“Am I to suppose that this tale has been told you by Madame de Lanty?”
“Confided to me, monsieur, yes. You yourself saw Madame de Lanty’s desire to stop your explanations yesterday, lest the truth might appear to her husband. I am requested by her to thank you for your connivance—passive, of course—in this pious falsehood. She felt that she could only show her profound gratitude by telling you the whole truth and relying upon your discretion.”
“Where is Mademoiselle Marianina?”
“As Monsieur de Lanty told you, in a convent in Italy. To avoid scandal, it was thought best to send her to some safe retreat. Her own conduct will decide her future.”
Now what do you think of that history? Does it not seem to you very improbable? Here are two explanations which have each come into my mind with the force of a conviction. First, Marianina’s brother has just married into a grand-ducal family of Germany. Immense sacrifices must have been required of the de Lanty family to make such an alliance. Was Marianina’s dot, and the fortune she inherited from that old grand-uncle, required to pay the costs of that princely union? Secondly, did Marianina really feel an attachment for me? And did she, in a girlish way, express it on those letters which she never sent? To punish her, had her parents sent her to a convent?

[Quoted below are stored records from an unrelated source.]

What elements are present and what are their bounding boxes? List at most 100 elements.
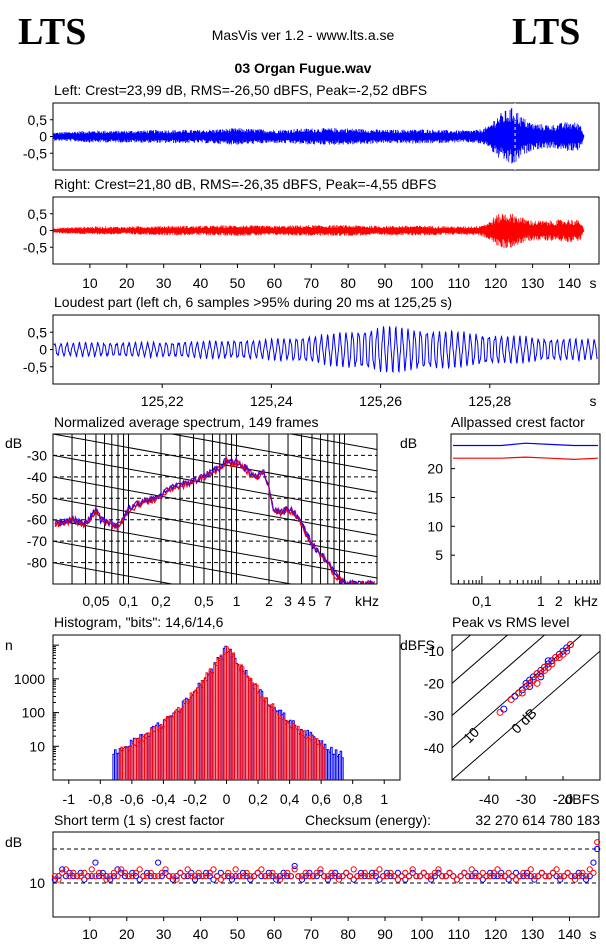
peak-vs-rms-diagonal-label: 40	[316, 753, 338, 775]
short-term-crest-left-point	[210, 876, 217, 883]
short-term-crest-right-point	[523, 873, 531, 880]
short-term-crest-right-point	[549, 869, 556, 876]
spectrum-xtick-label: 3	[284, 593, 292, 609]
short-term-crest-left-point	[531, 876, 538, 883]
short-term-crest-right-point	[55, 876, 62, 883]
short-term-crest-right-point	[476, 873, 483, 880]
spectrum-slope	[53, 540, 294, 584]
short-term-crest-right-point	[494, 866, 501, 873]
short-term-crest-left-point	[92, 859, 99, 866]
short-term-crest-right-point	[96, 869, 103, 876]
short-term-crest-left-point	[147, 873, 154, 880]
short-term-crest-ylabel: dB	[5, 834, 22, 850]
short-term-crest-right-point	[457, 873, 464, 880]
short-term-crest-right-point	[110, 869, 117, 876]
short-term-crest-left-point	[586, 873, 593, 880]
short-term-crest-right-point	[520, 869, 527, 876]
short-term-crest-right-point	[332, 873, 339, 880]
short-term-crest-right-point	[232, 866, 239, 873]
spectrum-grid	[53, 434, 377, 584]
short-term-crest-right-point	[173, 876, 180, 883]
short-term-crest-left-point	[324, 876, 331, 883]
short-term-crest-right-point	[590, 869, 597, 876]
short-term-crest-left-point	[136, 876, 143, 883]
histogram-xtick-label: -0,2	[183, 791, 207, 807]
peak-vs-rms-right-point	[496, 708, 504, 716]
short-term-crest-xtick-label: 30	[156, 926, 172, 942]
spectrum-left-curve	[54, 457, 375, 584]
short-term-crest-right-point	[280, 873, 287, 880]
loudest-part-x-unit: s	[590, 393, 597, 409]
right-waveform-xtick-label: 110	[448, 275, 471, 291]
left-waveform-ytick-label: -0,5	[23, 145, 47, 161]
loudest-part-xtick-label: 125,22	[141, 393, 184, 409]
spectrum-plot: dB -30 -40 -50 -60 -70 -80 0,05 0,1 0,2 0,5 1 2 3 4 5 7 k…	[5, 433, 379, 609]
peak-vs-rms-right-point	[533, 670, 541, 678]
short-term-crest-left-point	[155, 859, 162, 866]
peak-vs-rms-right-point	[507, 695, 515, 703]
allpassed-crest-xtick-label: 2	[555, 593, 563, 609]
short-term-crest-right-point	[254, 869, 261, 876]
spectrum-ytick-label: -50	[27, 490, 47, 506]
loudest-part-title: Loudest part (left ch, 6 samples >95% du…	[54, 294, 452, 310]
peak-vs-rms-ytick-label: -20	[424, 675, 444, 691]
short-term-crest-left-point	[479, 876, 486, 883]
short-term-crest-right-point	[557, 873, 564, 880]
short-term-crest-right-point	[542, 873, 549, 880]
short-term-crest-right-point	[66, 873, 73, 880]
short-term-crest-right-point	[516, 873, 523, 880]
histogram-plot: n 10 100 1000 -1 -0,8 -0,6 -0,4 -0,2 0 0,2 0,4 0,6 0,…	[5, 634, 401, 807]
right-waveform-xtick-label: 130	[521, 275, 545, 291]
spectrum-ytick-label: -30	[27, 447, 47, 463]
spectrum-xtick-label: 0,1	[119, 593, 139, 609]
short-term-crest-right-point	[195, 869, 202, 876]
short-term-crest-left-point	[129, 869, 136, 876]
spectrum-xtick-label: 1	[233, 593, 241, 609]
allpassed-crest-plot: dB 5 10 15 20 0,1 1 2 kHz	[400, 433, 601, 609]
peak-vs-rms-right-point	[533, 679, 541, 687]
left-waveform-ytick-label: 0	[39, 129, 47, 145]
short-term-crest-right-point	[575, 873, 582, 880]
short-term-crest-right-point	[225, 869, 232, 876]
short-term-crest-right-point	[354, 873, 361, 880]
short-term-crest-right-point	[151, 873, 158, 880]
spectrum-ytick-label: -60	[27, 512, 47, 528]
short-term-crest-left-point	[114, 866, 121, 873]
short-term-crest-right-point	[380, 873, 387, 880]
short-term-crest-right-point	[51, 873, 58, 880]
short-term-crest-right-point	[306, 873, 313, 880]
short-term-crest-right-point	[84, 873, 92, 880]
short-term-crest-left-point	[59, 866, 66, 873]
short-term-crest-left-point	[431, 873, 438, 880]
short-term-crest-left-point	[55, 873, 62, 880]
short-term-crest-right-point	[357, 873, 365, 880]
short-term-crest-left-point	[472, 869, 479, 876]
short-term-crest-right-point	[538, 869, 545, 876]
short-term-crest-right-point	[125, 873, 132, 880]
right-waveform-xtick-label: 30	[156, 275, 172, 291]
right-waveform-xtick-label: 140	[558, 275, 582, 291]
peak-vs-rms-right-point	[566, 641, 574, 649]
short-term-crest-xtick-label: 50	[230, 926, 246, 942]
peak-vs-rms-left-point	[526, 683, 534, 691]
short-term-crest-right-point	[361, 869, 368, 876]
short-term-crest-left-point	[143, 869, 151, 876]
app-title: MasVis ver 1.2 - www.lts.a.se	[212, 27, 395, 43]
short-term-crest-right-point	[140, 873, 147, 880]
short-term-crest-right-point	[155, 873, 162, 880]
short-term-crest-right-point	[247, 873, 254, 880]
short-term-crest-right-point	[132, 869, 140, 876]
loudest-part-ytick-label: 0	[39, 342, 47, 358]
spectrum-slope	[53, 454, 377, 515]
short-term-crest-left-point	[520, 873, 527, 880]
spectrum-xtick-label: 2	[265, 593, 273, 609]
short-term-crest-left-point	[571, 873, 579, 880]
short-term-crest-right-point	[391, 873, 398, 880]
short-term-crest-left-point	[276, 873, 283, 880]
short-term-crest-right-point	[295, 873, 302, 880]
short-term-crest-left-point	[291, 862, 298, 870]
short-term-crest-right-point	[262, 873, 269, 880]
short-term-crest-left-point	[402, 876, 409, 883]
short-term-crest-right-point	[62, 866, 70, 873]
histogram-xtick-label: 0,2	[248, 791, 268, 807]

And to disgust me, and throw me off the track, had the mother invented this history of another love in which she seemed to make me play so mortifying a part?
I may add that the intervention of the Abbe Fontanon authorizes such an interpretation. I have made inquiries about him, and I find he is one of those mischievous priests who worm themselves into the confidence of families for their own ends; he has already destroyed the harmony of one home,—that of Monsieur de Granville, attorney-general of the royal court of Paris under the Restoration.
As to the truth or falsehood of these suppositions I know nothing, and, in all probability, shall continue to know nothing. But, as you can easily understand, the thought of Marianina is a luminous point to which my eye is forever attached. Shall I love her? Shall I hate her and despise her? That is the question perpetually in my mind. Uncertainty of that kind is far more certain to fix a woman in a man’s soul than to dislodge her.
Well, to sum up in two brief sentences my reply to your warnings: As for the opinion of Monsieur Bixiou, I care as little for it as for last year’s roses; and as for that other danger which you fear, I cannot tell you whether I love Marianina or not, but this I know, I do not love Madame de l’Estorade. That, I think, is giving you a plain and honest answer. And now, let us leave our master the Future to do what he likes.
XI
THE COMTESSE DE L’ESTORADE TO MADAME OCTAVE DE CAMPS
Paris, May, 1839.
Monsieur Dorlange came last evening to take leave of us. He starts to-day for Arcis-sur-Aube, where the ceremony of inaugurating his statue takes place. That is also the place selected by the Opposition journals for his candidacy. Monsieur de l’Estorade declares that the locality could not have been worse chosen, and that it leaves his election without a chance.